A Framework for High Dimensional Data Reduction,
Selectivity Estimation
and NN search
With the increased abilities for automated data collection made possible
by modern technology, the typical sizes of data collections have continued
to grow in recent years. In such cases, it may be desirable to store the
data in a reduced format in order to improve the storage, transfer time,
and processing requirements on the data.
One of the challenges of designing effective data compression techniques is
to be able to preserve the ability to use the reduced format directly for a
wide range of database and data mining applications. In this paper, we propose
the novel idea of hierarchical subspace sampling in order to create a reduced
representation of the data. The method is naturally able to estimate the local
implicit dimensionalities of each point very effectively, and thereby create
a variable dimensionality reduced representation of the data.

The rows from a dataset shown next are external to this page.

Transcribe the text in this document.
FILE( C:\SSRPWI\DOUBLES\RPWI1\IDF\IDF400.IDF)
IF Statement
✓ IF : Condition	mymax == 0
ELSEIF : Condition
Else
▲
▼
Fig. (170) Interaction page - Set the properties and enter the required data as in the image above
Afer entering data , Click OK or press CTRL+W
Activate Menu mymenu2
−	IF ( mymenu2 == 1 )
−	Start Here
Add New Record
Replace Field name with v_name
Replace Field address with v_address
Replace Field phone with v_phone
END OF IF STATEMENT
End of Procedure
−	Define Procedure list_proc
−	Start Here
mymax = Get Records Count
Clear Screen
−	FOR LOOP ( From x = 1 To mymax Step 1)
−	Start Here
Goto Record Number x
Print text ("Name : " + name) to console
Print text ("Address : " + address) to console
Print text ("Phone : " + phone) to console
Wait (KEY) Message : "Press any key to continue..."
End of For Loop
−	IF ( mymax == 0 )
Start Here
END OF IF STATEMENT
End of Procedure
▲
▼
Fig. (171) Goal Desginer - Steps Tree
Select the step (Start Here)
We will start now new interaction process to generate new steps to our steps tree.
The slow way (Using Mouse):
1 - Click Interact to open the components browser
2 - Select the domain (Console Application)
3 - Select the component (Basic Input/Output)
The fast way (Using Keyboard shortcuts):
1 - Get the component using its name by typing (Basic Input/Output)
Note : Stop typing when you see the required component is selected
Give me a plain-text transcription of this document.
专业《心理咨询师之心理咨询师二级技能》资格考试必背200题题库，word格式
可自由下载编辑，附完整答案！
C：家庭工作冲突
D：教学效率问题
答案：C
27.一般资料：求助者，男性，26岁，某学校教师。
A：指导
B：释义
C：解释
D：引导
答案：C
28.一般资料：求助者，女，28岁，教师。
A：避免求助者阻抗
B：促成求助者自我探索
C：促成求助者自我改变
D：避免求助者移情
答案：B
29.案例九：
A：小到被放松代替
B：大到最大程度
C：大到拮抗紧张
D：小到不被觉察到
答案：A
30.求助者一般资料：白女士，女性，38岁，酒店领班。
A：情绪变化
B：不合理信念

Such a technique
has the advantage that it is very adaptive about adjusting its representation
depending upon the behavior of the immediate locality of a data point. An
interesting property of the subspace sampling is that unlike all other data
reduction techniques, the overall efficiency of compression {improves} with
increasing database size. This is a highly desirable property for any data
reduction system since the problem itself is motivated by the large size
of data sets. Because of its sampling approach, the procedure is extremely
fast and scales linearly both with data set size and dimensionality.
Furthermore, the subspace sampling technique is able to reveal important
local subspace characteristics of high dimensional data, which can be harnessed
for effective solutions to problems such as selectivity estimation and approximate nearest
neighbor search.